Svoltò l’angolo e la vide. Era seduta sul muretto che divideva il tetto, teneva le gambe abbracciate, forse per ripararsi dal freddo, e si voltò appena udì i suoi passi. Lui la raggiunse e le mise il giubbotto sulle spalle e lei lo indossò ringraziandolo.
“Ti va di parlare?”. Le chiese mettendosi le mani in tasca. Lexi veniva a nascondersi là quando c’era qualcosa che le frullava per la testa.
Lei scosse il capo. “Nulla, una cosa stupida”.
Lui si sedette vicino a lei, ma senza che si toccassero. “Mi piacciono le cose stupide, lo sai”.
Lo sguardo di Lexi vagava sulle luci dei palazzi vicini. Non capiva perché si sentiva così, non le capitava spesso di ripensare al passato, alle persone che non c’erano più... a sua madre. Ma quella schermata del telefono non riusciva a togliersela dalla testa, insieme a tutto quello che adesso sentiva dentro. Così raccontò delle chiamate perse a Ric. “È che mi chiedo come sia ricevere la telefonata di tua madre, fare una chiacchierata con lei a fine giornata. Avere una madre che ti pensa, che magari ti prepara il tuo piatto preferito e te lo porta... vedi non è qualcosa di cui sento la mancanza, perché è qualcosa che non ho mai avuto, che non avrò mai, che mai conoscerò. Sono emozioni che non conoscerò mai, un posto vuoto nella mia anima che non potrò mai colmare perché mia madre non c’è più ed io non potrò mai sperimentare nessuna di queste cose...”.
Quando lo guardò, Ric vide uno sguardo smarrito.

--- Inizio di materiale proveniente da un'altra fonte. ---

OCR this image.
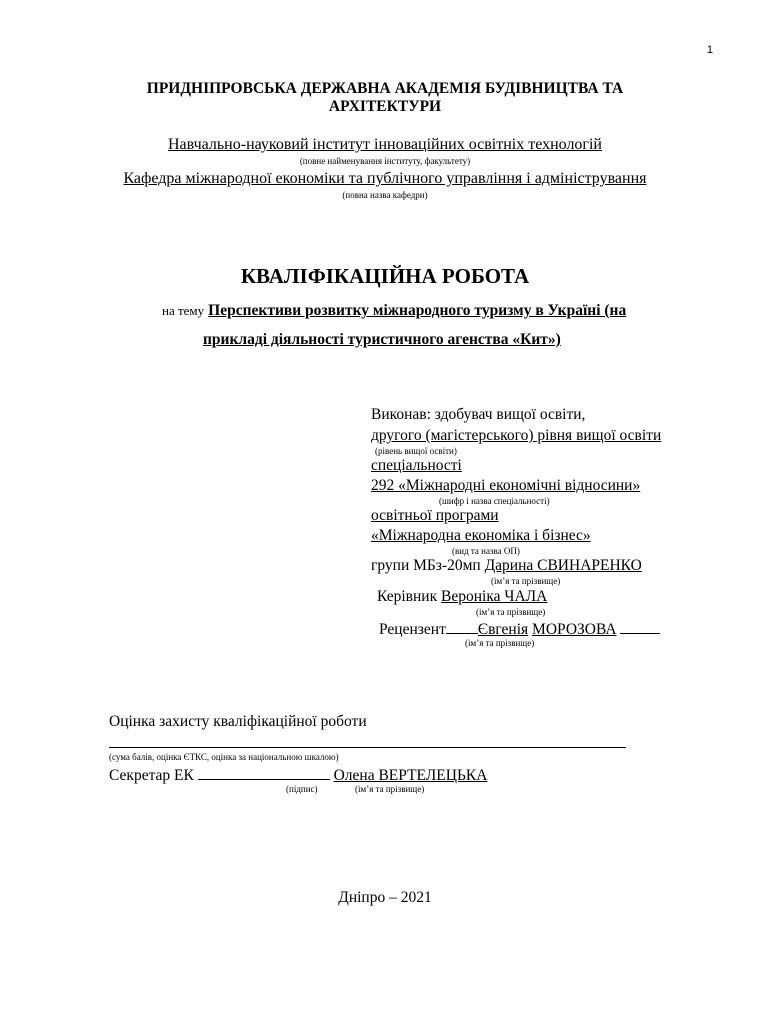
1
ПРИДНІПРОВСЬКА ДЕРЖАВНА АКАДЕМІЯ БУДІВНИЦТВА ТА
АРХІТЕКТУРИ
Навчально-науковий інститут інноваційних освітніх технологій
(повне найменування інституту, факультету)
Кафедра міжнародної економіки та публічного управління і адміністрування
(повна назва кафедри)
КВАЛІФІКАЦІЙНА РОБОТА
на тему Перспективи розвитку міжнародного туризму в Україні (на
прикладі діяльності туристичного агенства «Кит»)
Виконав: здобувач вищої освіти,
другого (магістерського) рівня вищої освіти
(рівень вищої освіти)
спеціальності
292 «Міжнародні економічні відносини»
(шифр і назва спеціальності)
освітньої програми
«Міжнародна економіка і бізнес»
(вид та назва ОП)
групи МБз-20мп Дарина СВИНАРЕНКО
(ім’я та прізвище)
Керівник Вероніка ЧАЛА
(ім’я та прізвище)
Рецензент Євгенія МОРОЗОВА
(ім’я та прізвище)
Оцінка захисту кваліфікаційної роботи
(сума балів, оцінка ЄТКС, оцінка за національною шкалою)
Секретар ЕК	Олена ВЕРТЕЛЕЦЬКА
(підпис)	(ім’я та прізвище)
Дніпро – 2021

Lexi non era mai stata vulnerabile, non gli aveva mai parlato del suo passato, dei suoi genitori o anche solo di se stessa.
“E non riesco a capire perché mi sento così triste per qualcosa che non so cosa sia”.
Gli occhi di Lexi guardarono quel viso amico cercando una risposta a quel dolore che non riusciva a mandar via.
Ric le si avvicinò e la circondò con le proprie braccia, attese finché lei non si appoggiò a lui poi la strinse delicatamente a se’, mettendole una mano sul viso che poggiava sul suo petto, sentì una lacrima bagnargli il palmo della mano e appoggiò la guancia sui suoi capelli. Non sapeva cosa dire e sperò che che quell’abbraccio fosse meglio di qualunque parola.
Quando le braccia di Ric la circondarono si irrigidì, ma il suo calore sembrò lenire il dolore, così si abbandonò e lasciò che quelle braccia la avvolgessero e tenessero insieme i pezzi della sua anima.